Digit Recognition Optimization Series 01: Re-training the Model

Introduction

In the previous post, I developed data collection tools to create a custom dataset using the current hardware setup.

By using the Python UI test tool, I was able to collect my own dataset directly from the ESP32 device.

I spent around 1 hour creating 100 samples for each digit (0-9).

Unfortunately, after merging these new samples with the original dataset and re-training the model, the accuracy did not improve.

There could be several reasons for this:

  • The self-created sample size of 100 per digit may not be sufficient to improve accuracy.
  • There might be issues with the re-training process itself.

At this point, I am not going to dive deeper to troubleshoot the exact cause.
Instead, this blog will document what I have done and record the lessons learned for future reference.

Work Done

  1. Used the following tool to capture handwritten image data from the ESP32:
    esp32s3_lvgl_digit_recongnition/tree/test/datatset_create

  2. Merged the new images into the original dataset provided by Espressif.

  3. Re-trained the model using Google Colab.
    The steps followed are the same as described in Learning ESP-DL Series 02: Walkthrough on Training, Testing, and Deployment, but with the updated dataset.

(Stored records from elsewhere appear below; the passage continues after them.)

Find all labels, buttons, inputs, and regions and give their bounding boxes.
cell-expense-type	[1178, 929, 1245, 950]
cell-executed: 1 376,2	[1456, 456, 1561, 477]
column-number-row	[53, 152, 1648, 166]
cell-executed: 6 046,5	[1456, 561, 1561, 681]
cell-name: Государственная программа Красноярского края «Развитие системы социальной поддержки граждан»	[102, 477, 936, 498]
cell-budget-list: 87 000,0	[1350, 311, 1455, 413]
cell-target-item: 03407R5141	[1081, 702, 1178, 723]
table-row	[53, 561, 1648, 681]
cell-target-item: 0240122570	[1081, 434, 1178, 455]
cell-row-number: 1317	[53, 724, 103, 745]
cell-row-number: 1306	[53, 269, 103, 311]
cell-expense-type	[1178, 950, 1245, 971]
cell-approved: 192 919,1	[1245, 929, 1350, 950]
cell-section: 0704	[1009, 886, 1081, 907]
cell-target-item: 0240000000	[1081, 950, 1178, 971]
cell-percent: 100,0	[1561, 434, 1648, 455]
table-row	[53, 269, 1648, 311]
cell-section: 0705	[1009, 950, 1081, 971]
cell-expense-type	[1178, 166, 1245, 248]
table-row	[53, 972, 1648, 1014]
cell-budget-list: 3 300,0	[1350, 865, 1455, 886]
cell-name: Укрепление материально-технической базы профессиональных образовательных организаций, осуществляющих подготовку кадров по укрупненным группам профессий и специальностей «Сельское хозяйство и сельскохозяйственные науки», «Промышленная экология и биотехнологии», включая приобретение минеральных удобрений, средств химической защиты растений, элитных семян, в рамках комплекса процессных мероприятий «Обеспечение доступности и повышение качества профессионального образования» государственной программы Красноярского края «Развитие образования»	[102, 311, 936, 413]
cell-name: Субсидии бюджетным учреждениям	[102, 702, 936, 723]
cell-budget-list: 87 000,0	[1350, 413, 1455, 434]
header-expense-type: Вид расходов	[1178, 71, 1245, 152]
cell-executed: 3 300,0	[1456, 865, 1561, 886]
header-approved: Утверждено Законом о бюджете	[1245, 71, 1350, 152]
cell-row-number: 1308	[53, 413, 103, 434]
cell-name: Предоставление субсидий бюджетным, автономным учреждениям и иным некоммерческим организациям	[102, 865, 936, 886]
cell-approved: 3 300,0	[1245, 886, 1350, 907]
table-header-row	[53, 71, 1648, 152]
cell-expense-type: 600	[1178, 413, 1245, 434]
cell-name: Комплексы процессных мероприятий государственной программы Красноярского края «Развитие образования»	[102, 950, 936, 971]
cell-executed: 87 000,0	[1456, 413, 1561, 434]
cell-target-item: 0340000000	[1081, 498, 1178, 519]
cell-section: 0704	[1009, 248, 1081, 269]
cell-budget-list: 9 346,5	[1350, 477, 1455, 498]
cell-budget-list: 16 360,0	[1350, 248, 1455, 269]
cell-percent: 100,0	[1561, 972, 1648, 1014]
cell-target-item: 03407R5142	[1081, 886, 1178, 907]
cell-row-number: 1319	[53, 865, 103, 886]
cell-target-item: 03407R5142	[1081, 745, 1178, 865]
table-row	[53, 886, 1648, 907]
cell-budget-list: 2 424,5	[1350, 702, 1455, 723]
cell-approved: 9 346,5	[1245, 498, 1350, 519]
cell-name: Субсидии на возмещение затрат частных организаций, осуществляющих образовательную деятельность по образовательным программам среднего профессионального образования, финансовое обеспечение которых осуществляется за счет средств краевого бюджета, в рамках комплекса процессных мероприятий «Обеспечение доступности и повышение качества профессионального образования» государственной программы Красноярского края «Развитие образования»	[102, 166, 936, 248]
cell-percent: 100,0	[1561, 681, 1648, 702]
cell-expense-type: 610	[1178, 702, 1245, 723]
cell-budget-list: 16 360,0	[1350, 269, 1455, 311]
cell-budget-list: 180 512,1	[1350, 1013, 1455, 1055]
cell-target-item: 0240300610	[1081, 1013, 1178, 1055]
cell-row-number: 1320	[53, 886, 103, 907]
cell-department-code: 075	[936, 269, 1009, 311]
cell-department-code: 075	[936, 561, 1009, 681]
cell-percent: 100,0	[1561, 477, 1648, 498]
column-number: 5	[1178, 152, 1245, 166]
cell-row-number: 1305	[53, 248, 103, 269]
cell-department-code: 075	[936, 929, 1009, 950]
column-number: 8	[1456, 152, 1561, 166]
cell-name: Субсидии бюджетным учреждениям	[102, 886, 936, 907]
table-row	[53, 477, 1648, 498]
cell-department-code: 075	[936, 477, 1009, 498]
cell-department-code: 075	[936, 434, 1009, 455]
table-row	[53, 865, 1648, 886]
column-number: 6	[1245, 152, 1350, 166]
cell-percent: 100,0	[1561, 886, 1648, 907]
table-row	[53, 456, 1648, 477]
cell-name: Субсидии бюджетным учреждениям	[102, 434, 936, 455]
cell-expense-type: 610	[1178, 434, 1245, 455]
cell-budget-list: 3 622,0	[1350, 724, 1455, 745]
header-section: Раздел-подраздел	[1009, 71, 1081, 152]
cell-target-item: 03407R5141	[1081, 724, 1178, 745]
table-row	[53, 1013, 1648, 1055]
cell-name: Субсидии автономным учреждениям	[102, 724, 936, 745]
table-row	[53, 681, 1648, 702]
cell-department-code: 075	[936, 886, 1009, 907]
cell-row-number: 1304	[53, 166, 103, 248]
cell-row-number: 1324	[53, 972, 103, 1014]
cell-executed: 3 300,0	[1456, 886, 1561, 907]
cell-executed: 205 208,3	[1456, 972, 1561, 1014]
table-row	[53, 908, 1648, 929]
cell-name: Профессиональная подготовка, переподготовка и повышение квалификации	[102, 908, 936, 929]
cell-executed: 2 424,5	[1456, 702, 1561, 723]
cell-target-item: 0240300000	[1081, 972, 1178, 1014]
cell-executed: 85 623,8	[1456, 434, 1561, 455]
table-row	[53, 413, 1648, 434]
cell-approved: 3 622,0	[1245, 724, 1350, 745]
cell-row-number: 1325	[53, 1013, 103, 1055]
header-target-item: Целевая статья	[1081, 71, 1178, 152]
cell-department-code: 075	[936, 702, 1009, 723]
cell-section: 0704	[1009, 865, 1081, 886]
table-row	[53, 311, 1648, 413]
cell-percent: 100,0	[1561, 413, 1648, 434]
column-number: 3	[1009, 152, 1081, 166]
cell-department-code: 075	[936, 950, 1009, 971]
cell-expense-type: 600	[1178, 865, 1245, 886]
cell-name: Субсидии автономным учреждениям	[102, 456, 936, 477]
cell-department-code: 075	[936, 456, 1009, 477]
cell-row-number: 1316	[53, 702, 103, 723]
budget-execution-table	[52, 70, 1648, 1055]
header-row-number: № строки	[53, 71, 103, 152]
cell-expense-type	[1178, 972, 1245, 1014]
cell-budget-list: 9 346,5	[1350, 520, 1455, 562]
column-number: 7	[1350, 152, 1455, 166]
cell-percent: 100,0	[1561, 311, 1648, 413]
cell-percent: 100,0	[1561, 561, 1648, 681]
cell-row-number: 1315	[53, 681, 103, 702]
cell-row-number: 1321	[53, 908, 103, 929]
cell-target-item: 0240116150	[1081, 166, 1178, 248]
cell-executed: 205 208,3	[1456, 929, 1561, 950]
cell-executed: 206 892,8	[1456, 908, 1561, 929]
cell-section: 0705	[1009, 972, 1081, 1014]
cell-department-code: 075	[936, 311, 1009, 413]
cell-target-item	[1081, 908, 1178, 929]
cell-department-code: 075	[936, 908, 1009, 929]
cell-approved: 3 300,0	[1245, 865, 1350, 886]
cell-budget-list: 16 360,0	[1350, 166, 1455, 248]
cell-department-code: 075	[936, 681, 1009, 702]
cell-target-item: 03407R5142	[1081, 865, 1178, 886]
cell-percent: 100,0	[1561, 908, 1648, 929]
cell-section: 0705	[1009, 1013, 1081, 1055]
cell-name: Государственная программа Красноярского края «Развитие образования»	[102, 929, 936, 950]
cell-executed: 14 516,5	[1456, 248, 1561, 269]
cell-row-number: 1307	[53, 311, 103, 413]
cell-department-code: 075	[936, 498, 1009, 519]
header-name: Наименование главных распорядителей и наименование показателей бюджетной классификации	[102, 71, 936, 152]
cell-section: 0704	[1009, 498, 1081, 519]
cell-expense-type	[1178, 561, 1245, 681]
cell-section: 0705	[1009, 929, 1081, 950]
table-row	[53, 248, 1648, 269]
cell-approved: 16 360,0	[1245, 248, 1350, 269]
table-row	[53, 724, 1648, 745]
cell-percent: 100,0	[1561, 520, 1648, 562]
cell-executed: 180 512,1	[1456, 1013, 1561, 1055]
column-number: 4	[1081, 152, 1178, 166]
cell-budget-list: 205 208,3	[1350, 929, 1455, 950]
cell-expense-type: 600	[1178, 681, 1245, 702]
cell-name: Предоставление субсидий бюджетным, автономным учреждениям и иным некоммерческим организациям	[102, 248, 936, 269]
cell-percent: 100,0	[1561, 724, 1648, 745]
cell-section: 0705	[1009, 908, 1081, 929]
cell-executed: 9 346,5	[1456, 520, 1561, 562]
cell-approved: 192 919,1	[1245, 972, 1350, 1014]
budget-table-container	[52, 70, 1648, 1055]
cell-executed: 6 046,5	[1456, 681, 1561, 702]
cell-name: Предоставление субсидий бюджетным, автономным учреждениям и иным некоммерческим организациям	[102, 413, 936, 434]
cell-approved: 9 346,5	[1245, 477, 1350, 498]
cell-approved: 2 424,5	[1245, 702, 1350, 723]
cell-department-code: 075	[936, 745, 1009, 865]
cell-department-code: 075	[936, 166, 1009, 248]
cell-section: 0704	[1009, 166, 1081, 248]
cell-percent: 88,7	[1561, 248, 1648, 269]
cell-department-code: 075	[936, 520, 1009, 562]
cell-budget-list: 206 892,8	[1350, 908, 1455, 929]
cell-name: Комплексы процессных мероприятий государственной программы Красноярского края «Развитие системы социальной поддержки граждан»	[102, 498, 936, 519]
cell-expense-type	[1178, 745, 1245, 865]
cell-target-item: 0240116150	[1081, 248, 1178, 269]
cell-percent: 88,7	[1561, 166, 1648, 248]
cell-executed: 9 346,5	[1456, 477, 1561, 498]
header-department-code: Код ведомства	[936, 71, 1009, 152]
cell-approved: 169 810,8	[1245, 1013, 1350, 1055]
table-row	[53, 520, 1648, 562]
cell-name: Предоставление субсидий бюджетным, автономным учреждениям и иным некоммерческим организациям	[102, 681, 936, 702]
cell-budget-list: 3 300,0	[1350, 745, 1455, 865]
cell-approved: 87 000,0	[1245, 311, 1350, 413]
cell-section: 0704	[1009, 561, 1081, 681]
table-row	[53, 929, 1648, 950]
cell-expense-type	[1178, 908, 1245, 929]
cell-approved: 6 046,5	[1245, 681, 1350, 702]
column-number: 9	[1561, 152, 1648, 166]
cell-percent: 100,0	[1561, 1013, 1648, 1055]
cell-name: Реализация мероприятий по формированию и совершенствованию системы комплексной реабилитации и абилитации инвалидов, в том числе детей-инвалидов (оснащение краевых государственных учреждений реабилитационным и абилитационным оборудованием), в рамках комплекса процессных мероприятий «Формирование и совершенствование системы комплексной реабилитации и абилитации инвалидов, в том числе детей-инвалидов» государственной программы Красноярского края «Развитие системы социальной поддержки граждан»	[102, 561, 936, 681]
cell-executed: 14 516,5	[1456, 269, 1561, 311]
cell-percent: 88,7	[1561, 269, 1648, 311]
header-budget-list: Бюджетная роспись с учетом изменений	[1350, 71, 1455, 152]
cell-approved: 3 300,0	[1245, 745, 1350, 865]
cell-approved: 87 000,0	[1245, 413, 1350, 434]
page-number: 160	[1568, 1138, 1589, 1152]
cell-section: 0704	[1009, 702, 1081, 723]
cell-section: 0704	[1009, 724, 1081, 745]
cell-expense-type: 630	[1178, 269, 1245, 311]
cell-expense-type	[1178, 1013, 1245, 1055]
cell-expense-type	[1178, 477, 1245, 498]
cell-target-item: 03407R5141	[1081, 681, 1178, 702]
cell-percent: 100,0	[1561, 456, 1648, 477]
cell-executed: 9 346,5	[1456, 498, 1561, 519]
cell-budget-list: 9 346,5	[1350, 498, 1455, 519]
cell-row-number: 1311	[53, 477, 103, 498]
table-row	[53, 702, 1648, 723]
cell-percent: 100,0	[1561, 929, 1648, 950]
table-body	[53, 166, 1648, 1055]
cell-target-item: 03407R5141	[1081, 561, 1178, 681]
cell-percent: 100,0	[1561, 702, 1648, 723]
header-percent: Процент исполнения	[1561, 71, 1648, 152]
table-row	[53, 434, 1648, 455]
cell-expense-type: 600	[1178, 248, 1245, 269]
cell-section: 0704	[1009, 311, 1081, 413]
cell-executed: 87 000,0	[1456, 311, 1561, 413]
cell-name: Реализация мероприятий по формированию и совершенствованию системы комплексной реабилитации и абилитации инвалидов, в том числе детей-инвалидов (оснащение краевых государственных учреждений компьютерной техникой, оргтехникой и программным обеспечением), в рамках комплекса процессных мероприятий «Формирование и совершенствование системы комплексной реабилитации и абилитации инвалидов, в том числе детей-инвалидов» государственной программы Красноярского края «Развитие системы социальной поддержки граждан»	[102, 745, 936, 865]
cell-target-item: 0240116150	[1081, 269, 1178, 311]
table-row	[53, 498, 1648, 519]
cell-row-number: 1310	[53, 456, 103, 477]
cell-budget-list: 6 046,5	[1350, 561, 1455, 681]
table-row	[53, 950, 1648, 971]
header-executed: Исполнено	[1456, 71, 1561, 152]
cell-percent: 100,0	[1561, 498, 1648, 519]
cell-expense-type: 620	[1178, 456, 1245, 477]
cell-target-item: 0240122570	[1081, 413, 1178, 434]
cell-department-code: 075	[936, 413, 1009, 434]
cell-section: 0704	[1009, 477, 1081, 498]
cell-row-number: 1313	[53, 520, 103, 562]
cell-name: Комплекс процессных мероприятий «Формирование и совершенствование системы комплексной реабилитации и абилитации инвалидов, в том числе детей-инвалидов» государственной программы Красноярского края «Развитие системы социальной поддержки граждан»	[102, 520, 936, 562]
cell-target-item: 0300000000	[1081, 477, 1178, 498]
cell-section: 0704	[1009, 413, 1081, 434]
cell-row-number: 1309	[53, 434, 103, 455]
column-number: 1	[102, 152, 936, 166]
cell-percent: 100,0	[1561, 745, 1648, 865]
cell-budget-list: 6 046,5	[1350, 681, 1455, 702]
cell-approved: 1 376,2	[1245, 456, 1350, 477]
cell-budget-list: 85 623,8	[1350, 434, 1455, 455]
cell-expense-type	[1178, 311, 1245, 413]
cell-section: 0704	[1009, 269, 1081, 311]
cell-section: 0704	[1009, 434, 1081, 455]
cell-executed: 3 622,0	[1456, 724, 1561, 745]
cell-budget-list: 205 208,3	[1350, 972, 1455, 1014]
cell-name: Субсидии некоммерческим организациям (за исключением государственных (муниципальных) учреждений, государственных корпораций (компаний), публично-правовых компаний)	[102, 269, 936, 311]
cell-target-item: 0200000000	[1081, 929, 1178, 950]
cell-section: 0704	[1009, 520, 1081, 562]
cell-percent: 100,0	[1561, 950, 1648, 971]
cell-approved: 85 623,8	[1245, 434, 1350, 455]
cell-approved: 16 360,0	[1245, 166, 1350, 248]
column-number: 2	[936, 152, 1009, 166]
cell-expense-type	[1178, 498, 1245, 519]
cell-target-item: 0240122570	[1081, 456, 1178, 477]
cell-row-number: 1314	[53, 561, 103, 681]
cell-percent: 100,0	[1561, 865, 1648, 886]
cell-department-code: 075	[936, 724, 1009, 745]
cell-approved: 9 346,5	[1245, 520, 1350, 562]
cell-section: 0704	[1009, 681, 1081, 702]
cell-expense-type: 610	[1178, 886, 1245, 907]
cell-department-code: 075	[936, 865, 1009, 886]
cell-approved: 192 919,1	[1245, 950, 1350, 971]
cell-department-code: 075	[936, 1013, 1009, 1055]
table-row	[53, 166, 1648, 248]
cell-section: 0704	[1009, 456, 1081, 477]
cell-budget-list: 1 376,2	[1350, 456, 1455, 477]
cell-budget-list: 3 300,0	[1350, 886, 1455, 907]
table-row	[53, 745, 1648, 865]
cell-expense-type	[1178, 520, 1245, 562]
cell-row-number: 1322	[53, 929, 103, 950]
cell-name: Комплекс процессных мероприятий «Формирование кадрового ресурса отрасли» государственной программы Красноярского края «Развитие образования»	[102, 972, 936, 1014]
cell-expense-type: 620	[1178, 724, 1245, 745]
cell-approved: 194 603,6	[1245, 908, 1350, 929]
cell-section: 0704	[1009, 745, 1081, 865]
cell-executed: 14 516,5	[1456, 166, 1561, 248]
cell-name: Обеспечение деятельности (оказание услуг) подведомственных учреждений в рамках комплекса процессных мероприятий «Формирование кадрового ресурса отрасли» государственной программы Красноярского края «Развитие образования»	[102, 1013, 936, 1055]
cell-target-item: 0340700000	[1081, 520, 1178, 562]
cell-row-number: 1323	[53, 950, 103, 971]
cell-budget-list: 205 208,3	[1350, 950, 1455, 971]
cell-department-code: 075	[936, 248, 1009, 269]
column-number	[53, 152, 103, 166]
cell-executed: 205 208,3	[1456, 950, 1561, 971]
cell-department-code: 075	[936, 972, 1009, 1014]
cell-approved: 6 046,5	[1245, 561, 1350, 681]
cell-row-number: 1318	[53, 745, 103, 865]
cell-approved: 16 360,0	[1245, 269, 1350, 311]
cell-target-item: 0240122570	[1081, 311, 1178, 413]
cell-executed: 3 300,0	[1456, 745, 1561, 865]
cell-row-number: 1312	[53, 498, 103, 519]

  4. Flashed the updated model to the ESP32 and tested its performance.

  5. Result:

    • Accuracy: ~88% (no improvement compared to before).

Lessons Learned

  1. Saving Model State for Re-training:
    If you want to continue training an existing model with a new dataset, you need to save both the state_dict of the model and the optimizer state_dict.
    Otherwise, the re-training process may not work as expected, according to the PyTorch documentation.

    save-more-data

    Therefore, if you plan to re-train the model with new data, always save both the model and optimizer states.

  2. Understanding PyTorch Model Files:
    Pay attention to what is actually stored in your PyTorch model files.
    The .pth or .pt file format is flexible and defined by the model owner—it may contain only the model parameters, or it may also include the optimizer state and other metadata.

    If you are unsure about the contents of a model file, try importing it in PyTorch.
    If the file does not match your expectations, you may encounter errors like the one below:

    load-model-error


By documenting these steps and lessons, I hope to make future optimization and troubleshooting more efficient.